On Sunday, A Gay Girl in Damascus turned out to be a married man in Scotland. On Monday, another lesbian blogger admitted that “she” was actually a male retired construction worker in Ohio. Both men wrote as women, they claimed, to be taken more seriously.
Things began to unravel for the fictional Amina Arraf, who purportedly blogged from Damascus, when someone posted on her blog that Amina had been arrested by Syrian security forces. While her supporters searched for her and petitioned the Syrian government for her release, questions started to crop up: Had anyone met the blogger IRL? That’s Internet shorthand for “in real life” — and the answer was no.
A trail of digital clues led not to Amina Arraf but to Tom MacMaster, a 40-year-old married American living in Edinburgh.
A day after MacMaster admitted to faking Amina, Bill Graber fessed up to inventing lesbian blogger Paula Brooks, the supposed editor of the Lez Get Real Web site. The admission devastated the site’s large and loyal LGBT following.
These men were lying — which is different from not being completely open about who you are on the Internet. Their extensive fictions wasted the State Department’s time, hurt online friends who trusted their stories and may have exposed the identities of anonymous bloggers in Syria. And now they are poised to claim an additional victim: anonymity online.
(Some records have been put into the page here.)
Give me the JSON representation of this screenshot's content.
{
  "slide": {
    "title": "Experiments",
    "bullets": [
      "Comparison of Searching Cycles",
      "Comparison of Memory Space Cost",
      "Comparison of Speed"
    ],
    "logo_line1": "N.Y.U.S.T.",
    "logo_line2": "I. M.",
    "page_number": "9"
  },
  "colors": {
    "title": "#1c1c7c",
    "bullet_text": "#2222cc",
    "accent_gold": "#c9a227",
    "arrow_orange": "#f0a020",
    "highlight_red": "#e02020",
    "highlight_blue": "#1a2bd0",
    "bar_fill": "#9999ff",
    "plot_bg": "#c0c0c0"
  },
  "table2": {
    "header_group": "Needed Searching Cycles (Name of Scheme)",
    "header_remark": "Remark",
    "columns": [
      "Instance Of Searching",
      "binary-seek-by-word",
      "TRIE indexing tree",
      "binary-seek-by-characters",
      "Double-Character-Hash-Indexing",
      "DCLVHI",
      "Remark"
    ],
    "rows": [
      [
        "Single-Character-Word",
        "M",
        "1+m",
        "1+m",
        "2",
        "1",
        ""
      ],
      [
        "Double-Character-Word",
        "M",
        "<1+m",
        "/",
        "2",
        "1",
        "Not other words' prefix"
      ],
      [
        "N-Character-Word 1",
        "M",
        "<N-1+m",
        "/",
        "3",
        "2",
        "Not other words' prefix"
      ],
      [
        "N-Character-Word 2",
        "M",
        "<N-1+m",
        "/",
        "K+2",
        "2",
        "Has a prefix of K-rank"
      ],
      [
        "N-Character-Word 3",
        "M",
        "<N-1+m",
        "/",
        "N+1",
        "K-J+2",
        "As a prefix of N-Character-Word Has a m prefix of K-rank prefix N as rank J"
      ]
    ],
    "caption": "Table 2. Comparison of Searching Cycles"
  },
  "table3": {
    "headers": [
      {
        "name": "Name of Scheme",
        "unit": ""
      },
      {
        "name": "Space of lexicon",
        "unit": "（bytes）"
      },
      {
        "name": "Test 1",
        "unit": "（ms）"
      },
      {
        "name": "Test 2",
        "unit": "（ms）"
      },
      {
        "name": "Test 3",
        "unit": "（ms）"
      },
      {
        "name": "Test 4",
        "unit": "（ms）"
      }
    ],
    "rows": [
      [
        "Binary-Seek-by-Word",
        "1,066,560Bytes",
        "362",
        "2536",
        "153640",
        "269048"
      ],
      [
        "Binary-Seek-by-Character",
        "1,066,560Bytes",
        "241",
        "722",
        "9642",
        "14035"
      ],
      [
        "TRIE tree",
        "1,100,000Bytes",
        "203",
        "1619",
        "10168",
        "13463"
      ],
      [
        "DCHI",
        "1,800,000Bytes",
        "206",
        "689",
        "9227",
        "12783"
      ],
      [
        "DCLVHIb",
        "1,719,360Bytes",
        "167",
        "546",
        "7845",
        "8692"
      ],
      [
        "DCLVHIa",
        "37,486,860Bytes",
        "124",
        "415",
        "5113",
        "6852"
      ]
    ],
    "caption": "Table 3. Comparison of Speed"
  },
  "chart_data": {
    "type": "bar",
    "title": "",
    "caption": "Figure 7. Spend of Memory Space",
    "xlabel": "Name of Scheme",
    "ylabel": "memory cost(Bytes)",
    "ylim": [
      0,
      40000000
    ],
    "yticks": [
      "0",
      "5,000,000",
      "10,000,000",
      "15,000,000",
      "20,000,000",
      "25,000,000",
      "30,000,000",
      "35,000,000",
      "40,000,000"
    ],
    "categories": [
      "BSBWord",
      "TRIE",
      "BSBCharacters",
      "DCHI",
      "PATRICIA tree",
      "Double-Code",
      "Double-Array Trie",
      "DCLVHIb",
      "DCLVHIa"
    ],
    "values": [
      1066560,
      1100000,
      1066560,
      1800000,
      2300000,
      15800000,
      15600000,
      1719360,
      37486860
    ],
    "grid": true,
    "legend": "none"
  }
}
One Syrian writer who goes by the pseudonym Daniel Nassar wrote that now, “editors from across the globe [need] . . . to verify if I’m a real person or just another fake character like Amina; the trust between foreign media and those activists, who are needing any support they can get to continue their brave struggle, is gone forever because of Amina.”
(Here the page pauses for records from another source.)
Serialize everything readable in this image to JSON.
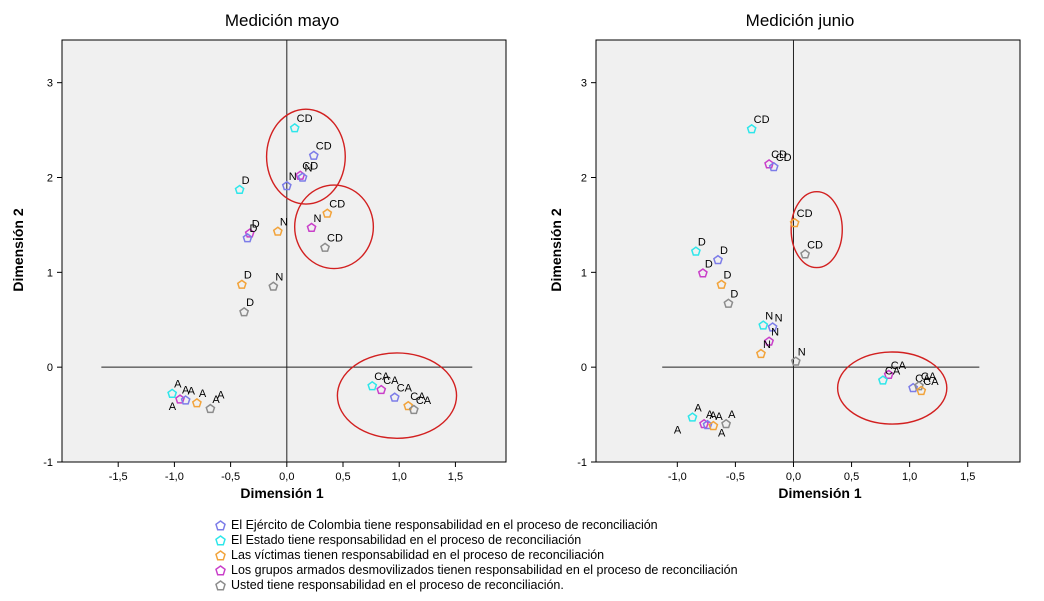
{
  "colors": {
    "ejercito": "#7c7ce8",
    "estado": "#2ee6ea",
    "victimas": "#f2a33a",
    "grupos": "#c93fc9",
    "usted": "#8c8c8c",
    "circle": "#d22020",
    "panel_bg": "#f0f0f0"
  },
  "legend": [
    {
      "key": "ejercito",
      "label": "El Ejército de Colombia tiene responsabilidad en el proceso de reconciliación"
    },
    {
      "key": "estado",
      "label": "El Estado tiene responsabilidad en el proceso de reconciliación"
    },
    {
      "key": "victimas",
      "label": "Las víctimas tienen responsabilidad en el proceso de reconciliación"
    },
    {
      "key": "grupos",
      "label": "Los grupos armados desmovilizados tienen responsabilidad en el proceso de reconciliación"
    },
    {
      "key": "usted",
      "label": "Usted tiene responsabilidad en el proceso de reconciliación."
    }
  ],
  "chart_data": [
    {
      "type": "scatter",
      "title": "Medición mayo",
      "xlabel": "Dimensión 1",
      "ylabel": "Dimensión 2",
      "xlim": [
        -2.0,
        1.95
      ],
      "ylim": [
        -1,
        3.45
      ],
      "x_ticks": [
        -1.5,
        -1.0,
        -0.5,
        0.0,
        0.5,
        1.0,
        1.5
      ],
      "x_tick_labels": [
        "-1,5",
        "-1,0",
        "-0,5",
        "0,0",
        "0,5",
        "1,0",
        "1,5"
      ],
      "y_ticks": [
        -1,
        0,
        1,
        2,
        3
      ],
      "y_tick_labels": [
        "-1",
        "0",
        "1",
        "2",
        "3"
      ],
      "hline_x_range": [
        -1.65,
        1.65
      ],
      "points": [
        {
          "series": "estado",
          "x": 0.07,
          "y": 2.52,
          "label": "CD"
        },
        {
          "series": "ejercito",
          "x": 0.24,
          "y": 2.23,
          "label": "CD"
        },
        {
          "series": "grupos",
          "x": 0.12,
          "y": 2.02,
          "label": "CD"
        },
        {
          "series": "ejercito",
          "x": 0.14,
          "y": 2.0,
          "label": "N"
        },
        {
          "series": "ejercito",
          "x": 0.0,
          "y": 1.91,
          "label": "N"
        },
        {
          "series": "estado",
          "x": -0.42,
          "y": 1.87,
          "label": "D"
        },
        {
          "series": "victimas",
          "x": 0.36,
          "y": 1.62,
          "label": "CD"
        },
        {
          "series": "grupos",
          "x": 0.22,
          "y": 1.47,
          "label": "N"
        },
        {
          "series": "usted",
          "x": 0.34,
          "y": 1.26,
          "label": "CD"
        },
        {
          "series": "victimas",
          "x": -0.08,
          "y": 1.43,
          "label": "N"
        },
        {
          "series": "grupos",
          "x": -0.33,
          "y": 1.41,
          "label": "D"
        },
        {
          "series": "ejercito",
          "x": -0.35,
          "y": 1.36,
          "label": "D"
        },
        {
          "series": "victimas",
          "x": -0.4,
          "y": 0.87,
          "label": "D"
        },
        {
          "series": "usted",
          "x": -0.12,
          "y": 0.85,
          "label": "N"
        },
        {
          "series": "usted",
          "x": -0.38,
          "y": 0.58,
          "label": "D"
        },
        {
          "series": "estado",
          "x": -1.02,
          "y": -0.28,
          "label": "A"
        },
        {
          "series": "grupos",
          "x": -0.95,
          "y": -0.34,
          "label": "A"
        },
        {
          "series": "ejercito",
          "x": -0.9,
          "y": -0.35,
          "label": "A"
        },
        {
          "series": "victimas",
          "x": -0.8,
          "y": -0.38,
          "label": "A"
        },
        {
          "series": "usted",
          "x": -0.68,
          "y": -0.44,
          "label": "A"
        },
        {
          "series": "estado",
          "x": 0.76,
          "y": -0.2,
          "label": "CA"
        },
        {
          "series": "grupos",
          "x": 0.84,
          "y": -0.24,
          "label": "CA"
        },
        {
          "series": "ejercito",
          "x": 0.96,
          "y": -0.32,
          "label": "CA"
        },
        {
          "series": "victimas",
          "x": 1.08,
          "y": -0.41,
          "label": "CA"
        },
        {
          "series": "usted",
          "x": 1.13,
          "y": -0.45,
          "label": "CA"
        }
      ],
      "extra_labels": [
        {
          "text": "A",
          "x": -1.05,
          "y": -0.45
        },
        {
          "text": "A",
          "x": -0.62,
          "y": -0.33
        }
      ],
      "circles": [
        {
          "cx": 0.17,
          "cy": 2.22,
          "rx": 0.35,
          "ry": 0.5
        },
        {
          "cx": 0.42,
          "cy": 1.48,
          "rx": 0.35,
          "ry": 0.44
        },
        {
          "cx": 0.98,
          "cy": -0.3,
          "rx": 0.53,
          "ry": 0.45
        }
      ]
    },
    {
      "type": "scatter",
      "title": "Medición junio",
      "xlabel": "Dimensión 1",
      "ylabel": "Dimensión 2",
      "xlim": [
        -1.7,
        1.95
      ],
      "ylim": [
        -1,
        3.45
      ],
      "x_ticks": [
        -1.0,
        -0.5,
        0.0,
        0.5,
        1.0,
        1.5
      ],
      "x_tick_labels": [
        "-1,0",
        "-0,5",
        "0,0",
        "0,5",
        "1,0",
        "1,5"
      ],
      "y_ticks": [
        -1,
        0,
        1,
        2,
        3
      ],
      "y_tick_labels": [
        "-1",
        "0",
        "1",
        "2",
        "3"
      ],
      "hline_x_range": [
        -1.13,
        1.6
      ],
      "points": [
        {
          "series": "estado",
          "x": -0.36,
          "y": 2.51,
          "label": "CD"
        },
        {
          "series": "grupos",
          "x": -0.21,
          "y": 2.14,
          "label": "CD"
        },
        {
          "series": "ejercito",
          "x": -0.17,
          "y": 2.11,
          "label": "CD"
        },
        {
          "series": "victimas",
          "x": 0.01,
          "y": 1.52,
          "label": "CD"
        },
        {
          "series": "usted",
          "x": 0.1,
          "y": 1.19,
          "label": "CD"
        },
        {
          "series": "estado",
          "x": -0.84,
          "y": 1.22,
          "label": "D"
        },
        {
          "series": "ejercito",
          "x": -0.65,
          "y": 1.13,
          "label": "D"
        },
        {
          "series": "grupos",
          "x": -0.78,
          "y": 0.99,
          "label": "D"
        },
        {
          "series": "victimas",
          "x": -0.62,
          "y": 0.87,
          "label": "D"
        },
        {
          "series": "usted",
          "x": -0.56,
          "y": 0.67,
          "label": "D"
        },
        {
          "series": "estado",
          "x": -0.26,
          "y": 0.44,
          "label": "N"
        },
        {
          "series": "ejercito",
          "x": -0.18,
          "y": 0.42,
          "label": "N"
        },
        {
          "series": "grupos",
          "x": -0.21,
          "y": 0.27,
          "label": "N"
        },
        {
          "series": "victimas",
          "x": -0.28,
          "y": 0.14,
          "label": "N"
        },
        {
          "series": "usted",
          "x": 0.02,
          "y": 0.06,
          "label": "N"
        },
        {
          "series": "estado",
          "x": -0.87,
          "y": -0.53,
          "label": "A"
        },
        {
          "series": "grupos",
          "x": -0.77,
          "y": -0.6,
          "label": "A"
        },
        {
          "series": "ejercito",
          "x": -0.74,
          "y": -0.61,
          "label": "A"
        },
        {
          "series": "victimas",
          "x": -0.69,
          "y": -0.62,
          "label": "A"
        },
        {
          "series": "usted",
          "x": -0.58,
          "y": -0.6,
          "label": "A"
        },
        {
          "series": "grupos",
          "x": 0.82,
          "y": -0.08,
          "label": "CA"
        },
        {
          "series": "estado",
          "x": 0.77,
          "y": -0.14,
          "label": "CA"
        },
        {
          "series": "ejercito",
          "x": 1.03,
          "y": -0.22,
          "label": "CA"
        },
        {
          "series": "usted",
          "x": 1.08,
          "y": -0.2,
          "label": "CA"
        },
        {
          "series": "victimas",
          "x": 1.1,
          "y": -0.25,
          "label": "CA"
        }
      ],
      "extra_labels": [
        {
          "text": "A",
          "x": -1.03,
          "y": -0.7
        },
        {
          "text": "A",
          "x": -0.65,
          "y": -0.73
        }
      ],
      "circles": [
        {
          "cx": 0.2,
          "cy": 1.45,
          "rx": 0.22,
          "ry": 0.4
        },
        {
          "cx": 0.85,
          "cy": -0.22,
          "rx": 0.47,
          "ry": 0.38
        }
      ]
    }
  ]
}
If the revelation about Amina helps to further derail anonymity on the Web, we will wind up losing much of what makes the free and open conversation online such a powerful force. The dramatic events of the Arab Spring and the tumult still unfolding in the region have served to illustrate the need for anonymity, just as MacMaster’s deception highlights the downside.
In Amina, Western readers and journalists thought they had found a voice to explain the complicated events unfolding in Syria, much as they had looked earlier this year to bloggers in Tunisia and Egypt to provide detailed, personal accounts of the uprisings in those countries. MacMaster’s deception only added to the confusion surrounding the situation in Syria. It is a country that foreign journalists are barely able to enter, and a place where both bloggers and the government have used technology and pseudonyms to control and manipulate the news throughout the Arab Spring.
Online fakery can be truly dangerous. Judith Timson, a columnist at the Globe and Mail in Toronto, saw in MacMaster shades of a recent criminal case in Canada in which a man assumed a false name in an online chat room and encouraged a young woman to take her life — which she did. In another case, in 2006, Missouri mom Lori Drew allegedly posed as the character of a young boy who flirted with and then dumped a 13-year-old friend of Drew’s daughter. The teenage girl also committed suicide.